Xu et al.Xu et al. (2020) proposed a non-partitioned AIPW estimator for the NMB weights, and we refer to it as AIPW-NP. The AIPW-NP estimator employs inverse probability treatment weighting (IPCW) and censoring weighting (IPTW) to account for confounding and right censoring, respectively, as follows:

$\displaystyle\Delta{\hat{M}_{i}^{\mathrm{AIPW-NP}}}$	$\displaystyle=$	$\displaystyle\left[\frac{A_{i}M_{i}\delta_{i}}{\hat{e}^{M}_{i}\hat{K}_{1}(U_{i})}-\frac{(A_{i}-\hat{e}^{M}_{i})m_{1}(X_{i};\hat{\beta})\delta_{i}}{\hat{e}^{M}_{i}\hat{K}_{1}(U_{i})}\right]$
	$\displaystyle-$	$\displaystyle\left[\frac{(1-A_{i})M_{i}\delta_{i}}{(1-\hat{e}^{M}_{i})\hat{K}_{0}(U_{i})}+\frac{(A_{i}-\hat{e}^{M}_{i})m_{0}(X_{i};\hat{\beta})\delta_{i}}{(1-\hat{e}^{M}_{i})\hat{K}_{0}(U_{i})}\right];$
$\displaystyle\Delta{\hat{T}_{i}^{\mathrm{AIPW-NP}}}$	$\displaystyle=$	$\displaystyle\left[\frac{A_{i}U_{i}\delta_{i}}{\hat{e}^{T}_{i}\hat{K}_{1}(U_{i})}-\frac{(A_{i}-\hat{e}^{T}_{i})h_{1}(X_{i};\hat{\alpha})\delta_{i}}{\hat{e}^{T}_{i}\hat{K}_{1}(U_{i})}\right]$
	$\displaystyle-$	$\displaystyle\left[\frac{(1-A_{i})U_{i}\delta_{i}}{(1-\hat{e}^{T}_{i})\hat{K}_{0}(U_{i})}+\frac{(A_{i}-\hat{e}^{T}_{i})h_{0}(X_{i};\hat{\alpha})\delta_{i}}{(1-\hat{e}^{T}_{i})\hat{K}_{0}(U_{i})}\right];$
$\displaystyle\hat{W}_{i}^{\mathrm{AIPW-NP}}$	$\displaystyle=$	$\displaystyle\lambda\times{\Delta{\hat{T}_{i}^{\mathrm{AIPW}}}}-\Delta{\hat{M}_{i}^{\mathrm{AIPW}}},$

where $\hat{e}^{T}_{i}$ and $\hat{e}^{M}_{i}$ are the estimated propensity scores (PSs) for the two different outcomes; $\delta_{i}$ is the event indicator and $\hat{K}_{A_{i}}(U_{i})=P(\delta_{i}=1|A_{i},X_{i})$ is the censoring weight. $h_{a}(X_{i};\hat{\alpha})$ and $m_{a}(X_{i};\hat{\beta})$ are regression estimates of survival time and cost, respectively.

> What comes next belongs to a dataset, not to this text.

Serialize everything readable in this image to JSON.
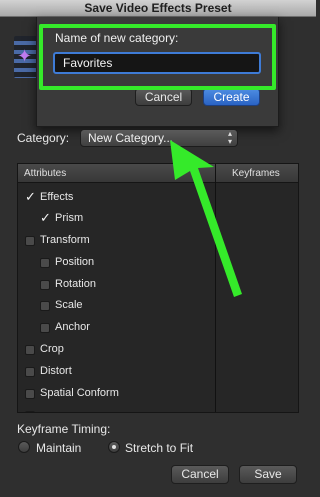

Due to right censoring, the AIPW-NP estimator uses the uncensored subjects to represent censored ones, which is appropriate when only total cost data is available. However, many databases such as the Electronic Health Record and the Medical Expenditure Panel Survey also record cost history data (e.g., monthly cost), which can be used to improve the estimation of classification weights. In the following sections, we propose two partitioned estimators for the NMB-based weights that incorporate cost history information from censored subjects.

2.3.2 The Partitioned IPW Estimator Using Cost History Data

One limitation of the AIPW-NP estimator is information loss, meaning that it is incapable of using the incomplete outcome data of censored subjects. Thus, we follow the ideas of Bang and TsiatisBang and Tsiatis (2000) and propose a partitioned IPW (IPW-P) estimator for the NMB-based classification weights using cost history data.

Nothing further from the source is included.